BOSTON - News helicopters circled the sky above the Back Bay neighborhood Thursday afternoon after Aaron Hernandez, the Patriots tight end whose home was searched by the police this week after the death of an acquaintance, drove his white SUV here from his home in North Attleborough, Mass. Reporters followed breathlessly, evoking comparisons to the pursuit of O.J. Simpson by the police in 1994.
"Sounds familiar, doesn't it?" Michael McDowell, a laborer for a mason contractor, said as he cleared off the bed of a company truck and looked up at a chopper overhead. He wore a faded Patriots T-shirt. "Football player, on the run."
Hernandez was not evading the police; he was escaping the news media, who sprang into action for a relatively mundane pursuit when he left his house Thursday morning. He made a brief stop at Gillette Stadium and declined to speak to reporters who surrounded him as he filled up his gas tank on the way to Boston.
The scrutiny of Hernandez began shortly after the body of Odin Lloyd, a 27-year-old acquaintance of his, was discovered Monday afternoon in an industrial park near his home. The police have ruled the death a homicide. The state police searched Hernandez's home Tuesday night.
"It has been widely reported in the media that the state police have searched the home of our client, Aaron Hernandez, as part of an ongoing investigation," Michael Fee, a lawyer for Hernandez, said in a statement. "Out of respect for that process, neither we nor Aaron will have any comment about the substance of that investigation until it has come to a conclusion."

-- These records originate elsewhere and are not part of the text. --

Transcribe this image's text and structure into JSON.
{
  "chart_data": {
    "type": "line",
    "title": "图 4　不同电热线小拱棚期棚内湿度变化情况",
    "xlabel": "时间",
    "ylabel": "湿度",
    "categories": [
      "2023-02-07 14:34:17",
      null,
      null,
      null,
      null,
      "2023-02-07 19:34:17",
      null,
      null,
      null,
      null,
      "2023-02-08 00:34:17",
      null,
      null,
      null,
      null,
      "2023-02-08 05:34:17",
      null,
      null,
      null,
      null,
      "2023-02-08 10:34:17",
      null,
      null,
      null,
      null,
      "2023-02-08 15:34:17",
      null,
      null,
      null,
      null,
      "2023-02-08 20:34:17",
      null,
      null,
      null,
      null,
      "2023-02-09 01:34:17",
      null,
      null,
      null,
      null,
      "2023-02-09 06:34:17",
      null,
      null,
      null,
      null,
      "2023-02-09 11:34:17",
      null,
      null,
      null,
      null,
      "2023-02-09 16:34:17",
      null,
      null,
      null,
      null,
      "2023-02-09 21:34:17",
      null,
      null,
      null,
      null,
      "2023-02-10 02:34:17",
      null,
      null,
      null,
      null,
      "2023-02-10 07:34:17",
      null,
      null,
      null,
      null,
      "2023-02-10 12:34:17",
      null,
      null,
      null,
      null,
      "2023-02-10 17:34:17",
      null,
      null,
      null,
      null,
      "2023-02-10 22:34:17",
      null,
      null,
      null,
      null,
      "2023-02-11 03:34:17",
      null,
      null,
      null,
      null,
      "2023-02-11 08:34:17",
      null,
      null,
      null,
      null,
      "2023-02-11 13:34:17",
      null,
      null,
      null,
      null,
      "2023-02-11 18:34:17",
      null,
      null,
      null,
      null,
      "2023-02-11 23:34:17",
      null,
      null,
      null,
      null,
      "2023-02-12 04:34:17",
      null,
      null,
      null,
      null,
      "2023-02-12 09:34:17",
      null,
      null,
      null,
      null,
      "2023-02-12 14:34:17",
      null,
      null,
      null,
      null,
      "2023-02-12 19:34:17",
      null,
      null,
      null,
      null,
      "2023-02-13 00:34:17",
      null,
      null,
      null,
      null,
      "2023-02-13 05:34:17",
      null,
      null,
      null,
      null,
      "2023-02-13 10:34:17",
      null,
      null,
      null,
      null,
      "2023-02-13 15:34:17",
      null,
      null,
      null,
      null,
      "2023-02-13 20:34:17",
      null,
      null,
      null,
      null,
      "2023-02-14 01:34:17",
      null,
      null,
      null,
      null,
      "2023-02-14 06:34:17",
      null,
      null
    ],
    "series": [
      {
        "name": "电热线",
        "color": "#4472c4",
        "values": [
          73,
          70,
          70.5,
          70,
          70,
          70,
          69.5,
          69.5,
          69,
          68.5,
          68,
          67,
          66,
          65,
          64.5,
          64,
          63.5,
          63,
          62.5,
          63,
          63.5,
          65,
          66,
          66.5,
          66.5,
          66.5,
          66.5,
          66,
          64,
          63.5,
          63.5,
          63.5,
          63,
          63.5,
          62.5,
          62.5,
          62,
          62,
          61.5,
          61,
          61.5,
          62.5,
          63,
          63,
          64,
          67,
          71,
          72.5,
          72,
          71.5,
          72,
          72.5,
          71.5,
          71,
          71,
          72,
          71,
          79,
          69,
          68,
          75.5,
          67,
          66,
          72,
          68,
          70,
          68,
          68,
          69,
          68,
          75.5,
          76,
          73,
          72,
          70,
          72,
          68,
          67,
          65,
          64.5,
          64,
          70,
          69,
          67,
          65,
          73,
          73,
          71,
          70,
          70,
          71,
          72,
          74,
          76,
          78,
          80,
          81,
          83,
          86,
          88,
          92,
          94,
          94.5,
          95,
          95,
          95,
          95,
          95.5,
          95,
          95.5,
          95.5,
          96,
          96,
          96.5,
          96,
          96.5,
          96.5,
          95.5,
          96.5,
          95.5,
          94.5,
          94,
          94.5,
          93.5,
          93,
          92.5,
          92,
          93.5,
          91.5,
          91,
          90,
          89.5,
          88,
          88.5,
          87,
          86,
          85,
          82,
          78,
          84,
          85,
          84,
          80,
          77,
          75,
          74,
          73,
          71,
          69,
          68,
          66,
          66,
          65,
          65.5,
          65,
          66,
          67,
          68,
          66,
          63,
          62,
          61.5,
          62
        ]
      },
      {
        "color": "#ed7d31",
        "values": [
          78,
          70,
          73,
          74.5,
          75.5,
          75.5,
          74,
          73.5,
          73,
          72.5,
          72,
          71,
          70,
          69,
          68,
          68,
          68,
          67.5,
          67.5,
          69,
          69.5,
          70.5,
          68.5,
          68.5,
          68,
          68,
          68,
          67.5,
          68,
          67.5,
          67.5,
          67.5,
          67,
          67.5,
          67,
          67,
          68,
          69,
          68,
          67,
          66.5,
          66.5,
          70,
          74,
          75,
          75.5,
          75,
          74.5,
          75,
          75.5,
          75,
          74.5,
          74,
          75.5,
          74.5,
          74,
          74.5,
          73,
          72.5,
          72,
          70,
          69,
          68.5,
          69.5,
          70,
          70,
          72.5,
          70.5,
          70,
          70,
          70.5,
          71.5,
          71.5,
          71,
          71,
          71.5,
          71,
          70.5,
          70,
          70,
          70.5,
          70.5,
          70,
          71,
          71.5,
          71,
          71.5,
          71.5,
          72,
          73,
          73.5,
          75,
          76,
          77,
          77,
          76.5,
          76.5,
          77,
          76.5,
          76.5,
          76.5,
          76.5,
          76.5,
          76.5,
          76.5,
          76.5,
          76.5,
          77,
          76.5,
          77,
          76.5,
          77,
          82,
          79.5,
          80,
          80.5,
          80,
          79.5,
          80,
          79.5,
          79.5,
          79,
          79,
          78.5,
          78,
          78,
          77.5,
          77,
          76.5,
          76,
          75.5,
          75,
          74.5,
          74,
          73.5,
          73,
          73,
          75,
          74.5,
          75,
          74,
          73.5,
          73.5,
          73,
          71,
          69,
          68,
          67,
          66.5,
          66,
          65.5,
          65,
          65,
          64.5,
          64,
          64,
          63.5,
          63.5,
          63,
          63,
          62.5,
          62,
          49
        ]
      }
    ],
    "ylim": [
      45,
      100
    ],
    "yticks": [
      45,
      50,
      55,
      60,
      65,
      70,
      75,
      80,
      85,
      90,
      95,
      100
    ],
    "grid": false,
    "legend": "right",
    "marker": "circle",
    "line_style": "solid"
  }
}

A spokeswoman for the Bristol County District Attorney's Office said Thursday that no arrests had been made in connection with the murder, but that she could not comment further on the case. "It's part of an active investigation," the spokeswoman, Yasmina Serdarevic, said.
Serdarevic said the police were looking for part of a side-view mirror that may be somewhere between Boston and North Attleborough. "It's a side-view mirror cover belonging to the driver's side of the motor vehicle," said Serdarevic, who did not offer details about the vehicle or why investigators were interested in it.
Four sports trophies and a photograph were perched on the porch railing of Floyd's family's home in the Dorchester neighborhood of Boston. Lloyd played for the Boston Bandits, a semiprofessional football team.
"You couldn't ask for a better kid," Lloyd's stepfather, who did not give his name, said as he walked slowly away from the home.
"He's the victim, not the famous people," said a neighbor, Paul Sandefur, 70.
Through the afternoon, attention remained on Hernandez, who stayed inside his lawyers' offices in the Prudential Center for hours.
Karen Russell, 58, from Cambridge, Mass., waited outside the building, hoping for his autograph.
"His autograph is going to be worth money, you know what I'm saying?" she said.